He doesn’t do tricks. Be respectful, for goodness sake.
They’re not tricks. They are “performance pieces.”
“Ya know, something a little more grandiose than just ‘trick,’” begged Craig Karges, a Wheeling resident who has performed more than 5,500 mindbending shows worldwide and across the country. “And the pieces make up my routines.”
Routines?
“Routines.”
Karges has been amazing audiences since he was in grade school at St. Vincent’s. It’s how he paid for college, an education, as it turned out, he didn’t need. It is the only job he’s ever had.
“I thought I’d have to have a full-time job and that I would do this other stuff on the side,” he said with a chuckle. “But the show was really popular for a long time. In fact, until Covid hit, I was really, really busy. It’s only now really starting to come back.”
And that is why Karges has resumed developing new “performance pieces” for his “routine.” It’s been fun, he insisted, until, that is (he has to admit to himself) he doesn’t feel it.
“I have come up with new pieces in a lot of different ways. I’ve seen things in movies, or I’ve read about something somewhere, and I would think about how I could bring the impossible into the show,” Karges explained. “But what’s really difficult is practicing it because everything I do is very interactive and interactive with strangers. That means it’s really impossible for me to practice with my wife because she knows me too well, and it doesn’t work that well.
“So, what that means is that I have to put the piece into the show and see how it goes, and if it really doesn’t feel as if belongs, I either change it or get rid of it, but I have to see if it has legs. Sometimes it does, and sometimes it doesn’t,” he said. “And then I have to do it at least a dozen times before I feel comfortable doing the new piece and to see what the response is. It’s really trial and error and that’s because it usually changes from show to show because it’s all live. And yeah, it has to feel right.”
Or When There’s Bloodshed
But is he a “mentalist,” an “extraordanist,” or an “illusionist”?
“In the beginning, people called me a magician, but I don’t do magic, so that’s not true,” Karges said smiling. “I don’t know. I guess I’m an entertainer who does cool stuff.”
And the Central Catholic alum has performed in 27 countries and all 50 states, and it truly is all fun and games.
Until Karges bleeds, that is.
“To be able to do the things I do on stage, there’s a skill set you have to learn, but another part of it is the art of it all. I may be doing the piece, but I dress it up so I can do what I have to do to make it all work. At least that’s the way it’s supposed to take place,” he explained. “Now, I do this one piece blindfolded where I have these cups, and one of them is covering a spike. I smash the cups while avoiding the spike, but I spiked my hand one day in front of the service personnel of Ohio County Schools.

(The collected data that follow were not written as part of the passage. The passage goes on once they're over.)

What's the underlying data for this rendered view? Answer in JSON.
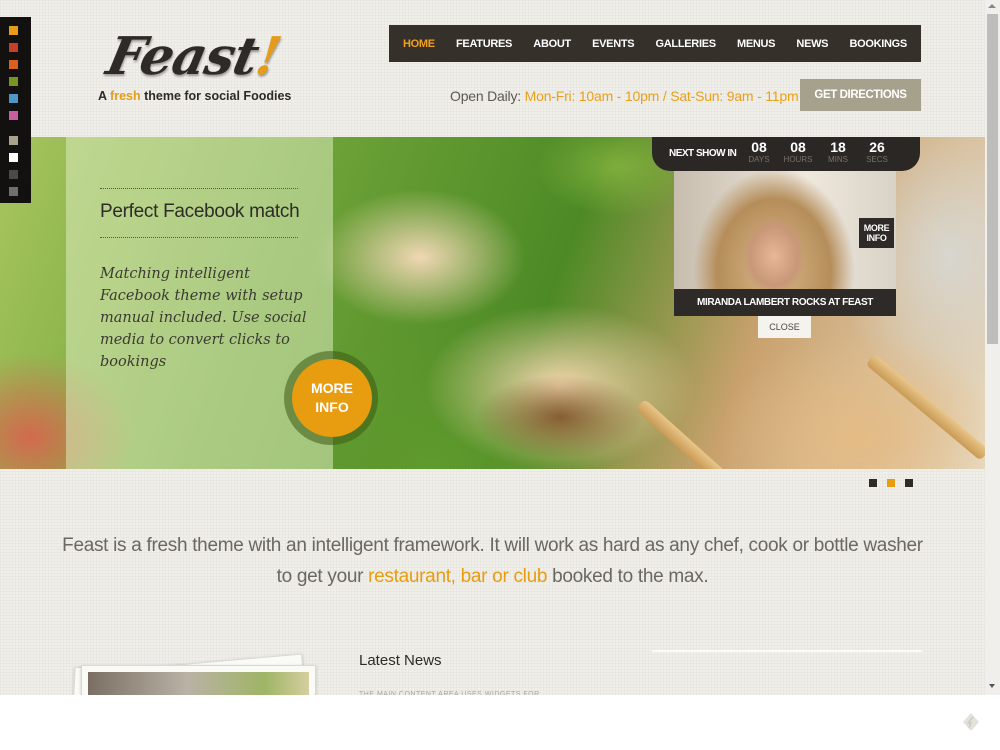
{
  "style_switcher": {
    "swatches": [
      {
        "name": "orange",
        "color": "#e59c1a"
      },
      {
        "name": "red",
        "color": "#c53f2c"
      },
      {
        "name": "burnt-orange",
        "color": "#d9601f"
      },
      {
        "name": "olive",
        "color": "#7a9324"
      },
      {
        "name": "blue",
        "color": "#4e97c9"
      },
      {
        "name": "pink",
        "color": "#c65ea0"
      },
      {
        "name": "khaki",
        "color": "#a8a48c"
      },
      {
        "name": "white",
        "color": "#ffffff"
      },
      {
        "name": "dark-gray",
        "color": "#4a4a48"
      },
      {
        "name": "gray",
        "color": "#6f6f6d"
      }
    ]
  },
  "logo": {
    "word": "Feast",
    "bang": "!",
    "tagline_pre": "A ",
    "tagline_accent": "fresh",
    "tagline_post": " theme for social Foodies"
  },
  "nav": {
    "items": [
      {
        "label": "HOME",
        "active": true
      },
      {
        "label": "FEATURES",
        "active": false
      },
      {
        "label": "ABOUT",
        "active": false
      },
      {
        "label": "EVENTS",
        "active": false
      },
      {
        "label": "GALLERIES",
        "active": false
      },
      {
        "label": "MENUS",
        "active": false
      },
      {
        "label": "NEWS",
        "active": false
      },
      {
        "label": "BOOKINGS",
        "active": false
      }
    ]
  },
  "hours": {
    "label": "Open Daily: ",
    "value": "Mon-Fri: 10am - 10pm / Sat-Sun: 9am - 11pm"
  },
  "directions_button": "GET DIRECTIONS",
  "slider": {
    "caption_title": "Perfect Facebook match",
    "caption_body": "Matching intelligent Facebook theme with setup manual included. Use social media to convert clicks to bookings",
    "more_info": [
      "MORE",
      "INFO"
    ],
    "active_slide": 2,
    "slide_count": 3
  },
  "countdown": {
    "label": "NEXT SHOW IN",
    "units": [
      {
        "value": "08",
        "caption": "DAYS"
      },
      {
        "value": "08",
        "caption": "HOURS"
      },
      {
        "value": "18",
        "caption": "MINS"
      },
      {
        "value": "26",
        "caption": "SECS"
      }
    ]
  },
  "event": {
    "more_info": [
      "MORE",
      "INFO"
    ],
    "title": "MIRANDA LAMBERT ROCKS AT FEAST",
    "close": "CLOSE"
  },
  "intro": {
    "pre": "Feast is a fresh theme with an intelligent framework. It will work as hard as any chef, cook or bottle washer to get your ",
    "accent": "restaurant, bar or club",
    "post": " booked to the max."
  },
  "news": {
    "title": "Latest News",
    "subtitle": "THE MAIN CONTENT AREA USES WIDGETS FOR"
  },
  "colors": {
    "accent": "#e89c0f",
    "nav_bg": "#36302b",
    "button_khaki": "#a5a18d"
  }
}
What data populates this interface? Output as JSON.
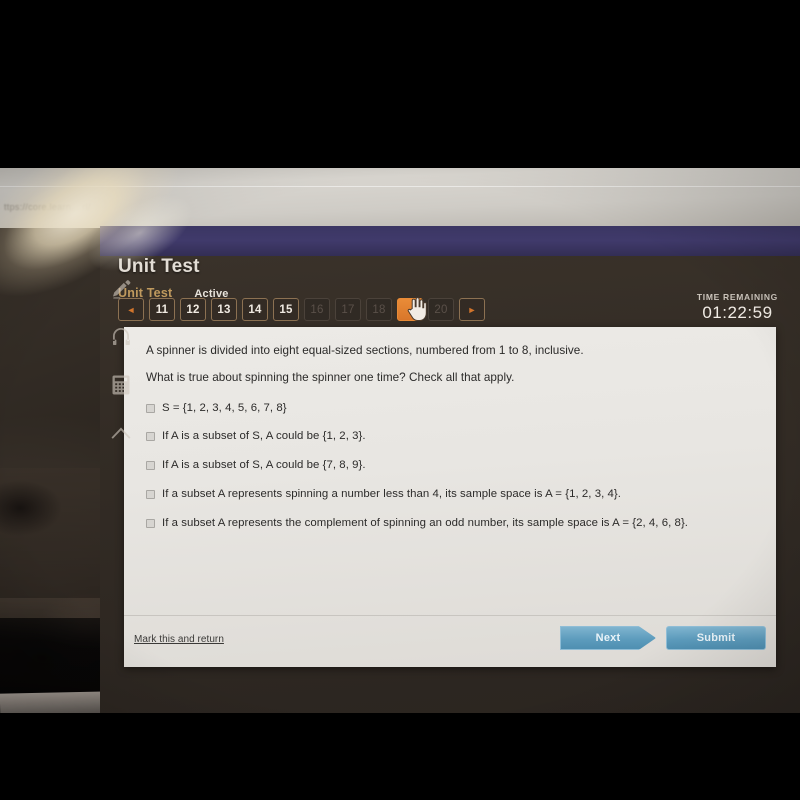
{
  "browser": {
    "url_fragment": "ttps://core.learn...                             rl/"
  },
  "app": {
    "page_title": "Unit Test",
    "tabs": [
      {
        "label": "Unit Test",
        "name": "tab-unit-test",
        "color": "#c09a5e"
      },
      {
        "label": "Active",
        "name": "tab-status",
        "color": "#e8e3db"
      }
    ],
    "pagination": {
      "prev_icon": "◄",
      "next_icon": "►",
      "pages": [
        {
          "label": "11",
          "state": "available"
        },
        {
          "label": "12",
          "state": "available"
        },
        {
          "label": "13",
          "state": "available"
        },
        {
          "label": "14",
          "state": "available"
        },
        {
          "label": "15",
          "state": "available"
        },
        {
          "label": "16",
          "state": "disabled"
        },
        {
          "label": "17",
          "state": "disabled"
        },
        {
          "label": "18",
          "state": "disabled"
        },
        {
          "label": "19",
          "state": "current"
        },
        {
          "label": "20",
          "state": "disabled"
        }
      ],
      "current_page": "19",
      "accent_color": "#e98b37"
    },
    "timer": {
      "label": "TIME REMAINING",
      "value": "01:22:59"
    },
    "tools": [
      {
        "name": "highlighter-icon",
        "label": "Highlighter"
      },
      {
        "name": "headphones-icon",
        "label": "Audio"
      },
      {
        "name": "calculator-icon",
        "label": "Calculator"
      },
      {
        "name": "collapse-up-icon",
        "label": "Collapse"
      }
    ]
  },
  "question": {
    "stem_lines": [
      "A spinner is divided into eight equal-sized sections, numbered from 1 to 8, inclusive.",
      "What is true about spinning the spinner one time? Check all that apply."
    ],
    "options": [
      {
        "text": "S = {1, 2, 3, 4, 5, 6, 7, 8}",
        "checked": false
      },
      {
        "text": "If A is a subset of S, A could be {1, 2, 3}.",
        "checked": false
      },
      {
        "text": "If A is a subset of S, A could be {7, 8, 9}.",
        "checked": false
      },
      {
        "text": "If a subset A represents spinning a number less than 4, its sample space is A = {1, 2, 3, 4}.",
        "checked": false
      },
      {
        "text": "If a subset A represents the complement of spinning an odd number, its sample space is A = {2, 4, 6, 8}.",
        "checked": false
      }
    ]
  },
  "footer": {
    "mark_link": "Mark this and return",
    "next_label": "Next",
    "submit_label": "Submit",
    "button_color": "#5d9cbd"
  }
}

“When that kind of stuff happens, and it does sometimes, I try to figure out why it happened,” Karges said. “Well, that day, I determined I was too focused on the new material in the show and not concentrating well enough on the material that had been in the show for a while.”
Most of the time, he’s able to play it off and act like nothing went wrong at all. If there is blood, though?
“That’s when it can be really embarrassing,” Karges said – this time with a straight face. “And yes, I do try my best to avoid it in the future.”
Will You Still Need Me, Will You Still Feed Me … When I’m Sixty-Four
There was this one day in March 2020, when Karges’ show schedule was full.
And then the very next day his “routine sheet” was blank, and all residents in the tri-state area were told to go home and stay there. Something called Covid took over, and the virus grounded this extraordinaire to his Wheeling home with his wife, Charlotte.
“The worst part was that no one knew what the future looked like,” Karges remembered. “I did a lot of corporate shows, and those disappeared immediately and are only now starting to come back. Theatres shut down, too, and so did the schools, so we just hung out and ordered a lot of take-out.”
The college circuit was the first to recover, but the theatre industry and corporations have continued to exercise caution when planning employee events. The pandemic, though, caused a pause in an otherwise hectic travel and performance schedule.
“I had taken vacations and time off before, but never that long,” Karges said. “It made me think about how much I still love doing the show, and I did spend time developing new material while everyone waited for things to get back to normal. Now that it is, I’ve been trying to get it built back, but I do wonder sometimes how much it can be built back.
“Trust me, I’m not done and won’t be for a while,” the virtuoso added. “But it’s going to be interesting to see how the rest of the world cooperates.”